Currently, most countries’ football federations and the global body, FIFA, preside over a system that separates males and females at a certain age. England’s Premier League, for instance, mandates that men and women can only play officially in non-gender specific teams before the age of 18 (changed from 16 in 2016 in a possible nod to those favouring mixed gender football).

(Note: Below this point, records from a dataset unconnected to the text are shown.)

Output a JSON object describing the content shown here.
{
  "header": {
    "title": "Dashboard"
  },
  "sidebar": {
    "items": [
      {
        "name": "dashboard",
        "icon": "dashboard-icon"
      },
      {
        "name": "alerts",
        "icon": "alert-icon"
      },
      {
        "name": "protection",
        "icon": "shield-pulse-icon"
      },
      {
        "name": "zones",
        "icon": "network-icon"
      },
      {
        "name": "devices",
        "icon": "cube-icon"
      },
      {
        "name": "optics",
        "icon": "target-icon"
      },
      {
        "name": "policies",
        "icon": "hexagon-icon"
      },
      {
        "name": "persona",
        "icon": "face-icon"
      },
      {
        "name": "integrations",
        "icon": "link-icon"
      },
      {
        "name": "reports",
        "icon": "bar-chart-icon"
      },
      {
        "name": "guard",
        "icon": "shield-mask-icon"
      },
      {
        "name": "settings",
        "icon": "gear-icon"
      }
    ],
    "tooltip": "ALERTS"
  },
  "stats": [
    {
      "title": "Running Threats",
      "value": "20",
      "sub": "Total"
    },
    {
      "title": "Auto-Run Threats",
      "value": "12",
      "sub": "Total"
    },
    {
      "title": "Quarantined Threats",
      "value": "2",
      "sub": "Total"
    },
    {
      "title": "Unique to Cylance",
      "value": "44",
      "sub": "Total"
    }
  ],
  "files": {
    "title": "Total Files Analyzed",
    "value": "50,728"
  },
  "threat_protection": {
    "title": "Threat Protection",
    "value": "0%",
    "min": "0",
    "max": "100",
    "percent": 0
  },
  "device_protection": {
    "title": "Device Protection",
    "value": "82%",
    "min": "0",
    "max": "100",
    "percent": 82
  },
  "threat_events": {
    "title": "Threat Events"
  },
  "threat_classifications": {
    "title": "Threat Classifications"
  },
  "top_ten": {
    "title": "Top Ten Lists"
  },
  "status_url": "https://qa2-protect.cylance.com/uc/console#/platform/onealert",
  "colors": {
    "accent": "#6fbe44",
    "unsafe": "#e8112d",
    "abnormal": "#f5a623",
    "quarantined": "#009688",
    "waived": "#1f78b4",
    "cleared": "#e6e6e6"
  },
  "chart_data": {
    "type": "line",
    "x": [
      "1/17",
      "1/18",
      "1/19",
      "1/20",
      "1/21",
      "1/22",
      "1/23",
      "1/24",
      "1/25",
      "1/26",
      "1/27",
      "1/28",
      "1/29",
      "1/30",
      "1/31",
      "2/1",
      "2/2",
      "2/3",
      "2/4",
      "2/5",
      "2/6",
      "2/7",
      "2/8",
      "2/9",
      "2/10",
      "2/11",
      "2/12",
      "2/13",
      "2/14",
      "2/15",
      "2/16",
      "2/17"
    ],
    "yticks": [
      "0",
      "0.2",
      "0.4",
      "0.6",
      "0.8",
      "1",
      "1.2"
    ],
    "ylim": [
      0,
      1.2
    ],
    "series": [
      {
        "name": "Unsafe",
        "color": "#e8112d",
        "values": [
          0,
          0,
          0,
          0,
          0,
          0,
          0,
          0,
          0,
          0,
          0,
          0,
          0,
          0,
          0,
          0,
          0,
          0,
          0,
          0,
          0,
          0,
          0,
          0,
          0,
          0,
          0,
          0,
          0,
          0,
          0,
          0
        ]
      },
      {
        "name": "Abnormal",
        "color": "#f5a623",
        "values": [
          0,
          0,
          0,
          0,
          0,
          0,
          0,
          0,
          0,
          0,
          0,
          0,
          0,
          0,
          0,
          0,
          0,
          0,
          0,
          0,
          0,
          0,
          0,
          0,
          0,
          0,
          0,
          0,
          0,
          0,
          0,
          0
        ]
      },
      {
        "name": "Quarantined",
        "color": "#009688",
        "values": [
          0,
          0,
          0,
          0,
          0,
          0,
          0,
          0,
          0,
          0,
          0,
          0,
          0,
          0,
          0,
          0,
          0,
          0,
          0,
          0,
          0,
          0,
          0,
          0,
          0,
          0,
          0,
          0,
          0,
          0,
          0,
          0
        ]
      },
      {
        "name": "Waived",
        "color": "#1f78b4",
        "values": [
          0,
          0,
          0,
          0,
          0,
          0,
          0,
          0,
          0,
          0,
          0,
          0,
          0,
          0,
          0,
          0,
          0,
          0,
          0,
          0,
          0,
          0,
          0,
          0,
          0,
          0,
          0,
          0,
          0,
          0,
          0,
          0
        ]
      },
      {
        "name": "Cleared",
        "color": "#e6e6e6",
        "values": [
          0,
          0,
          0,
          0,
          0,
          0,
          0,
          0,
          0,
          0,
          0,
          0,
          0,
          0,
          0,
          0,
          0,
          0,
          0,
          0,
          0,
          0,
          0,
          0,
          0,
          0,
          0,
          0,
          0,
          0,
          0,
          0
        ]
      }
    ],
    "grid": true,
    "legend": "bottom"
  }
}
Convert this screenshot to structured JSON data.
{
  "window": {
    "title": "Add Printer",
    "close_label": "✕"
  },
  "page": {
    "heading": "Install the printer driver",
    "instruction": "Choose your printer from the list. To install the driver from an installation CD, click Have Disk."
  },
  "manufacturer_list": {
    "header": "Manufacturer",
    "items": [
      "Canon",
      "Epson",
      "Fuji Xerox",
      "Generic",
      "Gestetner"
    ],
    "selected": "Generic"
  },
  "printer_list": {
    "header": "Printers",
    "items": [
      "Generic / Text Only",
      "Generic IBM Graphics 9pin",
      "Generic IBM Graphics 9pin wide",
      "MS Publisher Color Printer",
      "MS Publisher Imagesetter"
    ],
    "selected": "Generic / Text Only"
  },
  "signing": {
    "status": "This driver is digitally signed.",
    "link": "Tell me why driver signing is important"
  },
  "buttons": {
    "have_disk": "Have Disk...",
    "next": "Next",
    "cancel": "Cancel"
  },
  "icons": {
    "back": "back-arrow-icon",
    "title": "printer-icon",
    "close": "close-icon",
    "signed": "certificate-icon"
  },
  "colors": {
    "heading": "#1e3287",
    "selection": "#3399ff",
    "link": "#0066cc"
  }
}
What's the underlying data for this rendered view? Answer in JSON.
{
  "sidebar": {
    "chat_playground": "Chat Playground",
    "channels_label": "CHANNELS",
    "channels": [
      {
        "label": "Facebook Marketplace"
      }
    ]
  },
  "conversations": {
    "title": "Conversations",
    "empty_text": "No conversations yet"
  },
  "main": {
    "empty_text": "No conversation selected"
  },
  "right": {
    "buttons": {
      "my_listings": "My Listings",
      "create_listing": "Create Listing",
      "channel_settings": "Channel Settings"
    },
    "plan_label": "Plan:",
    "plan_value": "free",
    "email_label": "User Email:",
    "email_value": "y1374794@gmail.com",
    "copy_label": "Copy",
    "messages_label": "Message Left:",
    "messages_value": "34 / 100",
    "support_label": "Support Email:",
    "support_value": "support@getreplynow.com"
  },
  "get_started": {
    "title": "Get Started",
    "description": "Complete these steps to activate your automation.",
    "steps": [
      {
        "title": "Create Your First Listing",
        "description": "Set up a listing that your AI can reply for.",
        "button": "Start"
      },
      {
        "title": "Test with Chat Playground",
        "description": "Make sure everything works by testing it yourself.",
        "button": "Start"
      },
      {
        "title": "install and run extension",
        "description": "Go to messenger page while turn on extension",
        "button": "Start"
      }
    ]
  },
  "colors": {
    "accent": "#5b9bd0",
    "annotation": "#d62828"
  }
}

FIFA, meanwhile ensures that national football competitions are gender-specific. In 2004, the governing body blocked a move by second-division Mexican club Celaya to sign top female player Mirabel Dominguez for the men’s team. Despite more attention given to female football, FIFA still legislates to ensure men and women cannot play on the same team at professional clubs or at national level. Football Federation Australia follows FIFA’s lead.
So, what’s the problem?
Beyond the usual stick-in-the-mud bleatings about men and women sharing locker rooms or of women breaking into the sweaty male sports domain that many men still consider to be their right to monopolise – and aside from some cultural sensitivities, such as putting Muslim women and men on the same team – the debate comes down to claims of a) women’s lower technical standards and b) physiology.
It is without doubt that boys are encouraged more into sport at an early age and that, largely due to the professional potential to which they can aspire, facilities and training for boys in most sports is superior to that offered to girls. And gender separation in the late teens is just the point that technical skills really come into focus.
Physical strength? Men may, generally, be physically stronger, but football is not a game of strength. It is often more about balance. Many of the world’s best players – let’s say Messi or Ronaldo – are not great because they are strong, but because they can, superhumanly, “keep their feet” at speed.
Watching high-level women’s football, I enjoy the lack of overt physicality, and in particular the rejection of ref badgering and diving. In some ways, it’s a cleaner, more flowing and purer game to watch.
Why not test the concept of mixed-gender teams? How about a season opener, such as the NRL’s Indigenous All-Stars format, for next season’s A-League kick-off? A format of a mixed-gender squad of seven men and seven women, with unlimited interchange, might work, perhaps on a Locals v International All Stars or North (Hemisphere) v South.
Perhaps we can begin righting the World Game, which today remains skewed against half its population.
JJ Rose is a writer, sport-for-development charity founder, and former youth trialist with English clubs Aston Villa, Coventry City and Wolverhampton Wanderer.